Гипноз. Голос Форестера не то чтобы усыплял, сна у Себастьяна не было ни в одном глазу, напротив, с каждым словом физика он ощущал все возраставшую бодрость, перестало болеть колено, мучившее его который год, и привычная боль в правом боку тоже отпустила или он перестал ее замечать, но ее и раньше не было, а потом она появилась, и ему казалось, что была всегда, давно, много лет… сколько же… неважно, он чувствовал себя прекрасно, однако, пытаясь вспомнить, видел лишь серый туман, будто у него совсем не было прошлого, но он же был когда-то ребенком, он был…

Себастьян попытался раздвинуть руками плотную стену тумана, он начал различать тени, расположенные позади серого занавеса, еще небольшое усилие…

…Он вспомнил себя в пятом классе, как они с Эдвином пролезли в дыру в заборе и оказались на военной базе, там стояли длинные черные машины на гусеничном ходу, боевой робот сразу повернул в их сторону широкий раструб излучателя, что-то ярко заблестело, и…

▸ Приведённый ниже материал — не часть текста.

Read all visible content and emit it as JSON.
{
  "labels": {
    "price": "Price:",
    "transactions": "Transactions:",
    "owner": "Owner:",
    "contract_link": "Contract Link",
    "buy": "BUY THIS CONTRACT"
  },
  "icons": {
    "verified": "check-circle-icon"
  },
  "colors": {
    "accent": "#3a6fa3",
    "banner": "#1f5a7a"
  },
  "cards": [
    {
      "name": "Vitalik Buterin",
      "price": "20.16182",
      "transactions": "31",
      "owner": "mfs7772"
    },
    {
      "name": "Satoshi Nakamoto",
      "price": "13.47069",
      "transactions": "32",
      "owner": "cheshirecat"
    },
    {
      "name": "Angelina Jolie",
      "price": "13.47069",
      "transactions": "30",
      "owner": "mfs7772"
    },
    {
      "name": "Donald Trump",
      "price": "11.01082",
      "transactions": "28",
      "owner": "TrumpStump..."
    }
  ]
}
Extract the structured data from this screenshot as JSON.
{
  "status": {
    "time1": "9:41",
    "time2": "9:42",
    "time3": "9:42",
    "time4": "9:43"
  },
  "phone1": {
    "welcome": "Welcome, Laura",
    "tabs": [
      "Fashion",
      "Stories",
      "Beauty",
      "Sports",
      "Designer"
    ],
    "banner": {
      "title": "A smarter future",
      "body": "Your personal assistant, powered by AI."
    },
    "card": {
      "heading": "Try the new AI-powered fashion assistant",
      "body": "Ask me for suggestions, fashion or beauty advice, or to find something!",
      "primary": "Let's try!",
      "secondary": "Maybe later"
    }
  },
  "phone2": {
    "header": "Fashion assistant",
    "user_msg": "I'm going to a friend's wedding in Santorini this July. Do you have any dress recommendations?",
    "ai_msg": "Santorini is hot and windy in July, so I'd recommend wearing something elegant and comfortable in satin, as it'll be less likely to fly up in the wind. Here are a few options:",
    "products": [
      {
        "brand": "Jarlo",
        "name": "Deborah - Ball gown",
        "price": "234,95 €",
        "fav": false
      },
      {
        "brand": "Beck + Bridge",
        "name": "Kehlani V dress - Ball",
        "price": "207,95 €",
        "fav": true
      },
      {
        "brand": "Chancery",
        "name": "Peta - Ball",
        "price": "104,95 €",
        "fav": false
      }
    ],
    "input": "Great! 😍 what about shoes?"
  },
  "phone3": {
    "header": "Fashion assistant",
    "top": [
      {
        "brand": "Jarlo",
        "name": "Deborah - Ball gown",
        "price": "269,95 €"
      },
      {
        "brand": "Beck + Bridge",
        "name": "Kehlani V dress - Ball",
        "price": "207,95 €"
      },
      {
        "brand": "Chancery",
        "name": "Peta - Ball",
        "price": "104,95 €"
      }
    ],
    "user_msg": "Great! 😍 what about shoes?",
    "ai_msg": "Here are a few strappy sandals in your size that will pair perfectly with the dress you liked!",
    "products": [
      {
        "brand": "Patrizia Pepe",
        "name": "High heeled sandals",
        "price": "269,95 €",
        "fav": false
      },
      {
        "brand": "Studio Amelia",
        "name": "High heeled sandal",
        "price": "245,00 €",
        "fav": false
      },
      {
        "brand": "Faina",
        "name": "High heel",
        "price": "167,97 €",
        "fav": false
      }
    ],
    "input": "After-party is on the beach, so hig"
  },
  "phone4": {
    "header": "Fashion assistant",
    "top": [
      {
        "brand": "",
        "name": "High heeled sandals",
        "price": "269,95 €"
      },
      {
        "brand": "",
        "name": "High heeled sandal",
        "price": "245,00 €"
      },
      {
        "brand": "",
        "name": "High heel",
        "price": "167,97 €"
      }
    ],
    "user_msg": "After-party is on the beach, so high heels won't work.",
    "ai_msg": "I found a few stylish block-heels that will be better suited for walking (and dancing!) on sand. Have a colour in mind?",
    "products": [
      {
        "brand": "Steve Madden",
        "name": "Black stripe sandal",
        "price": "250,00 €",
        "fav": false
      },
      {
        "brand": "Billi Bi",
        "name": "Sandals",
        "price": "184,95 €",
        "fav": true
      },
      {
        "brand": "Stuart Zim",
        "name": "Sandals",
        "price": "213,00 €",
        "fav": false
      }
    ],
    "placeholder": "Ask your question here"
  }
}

…Он вспомнил, как в пятом классе они с Мартином полезли зимой в Гудзон купаться, вода оказалась ледяная, непригодная не только для плавания, но вообще для жизни, и Мартин сразу пошел ко дну, он прекрасно плавал, но ногу свело судорогой, и Себастьян забыл о себе, вода показалась ему теплой, даже горячей, он тащил друга, а тот упирался, хотел, видимо, утонуть, и Себастьян не понимал, почему бы ему не исполнить это желание, если человек хочет, но он все-таки вытащил Мартина из воды и…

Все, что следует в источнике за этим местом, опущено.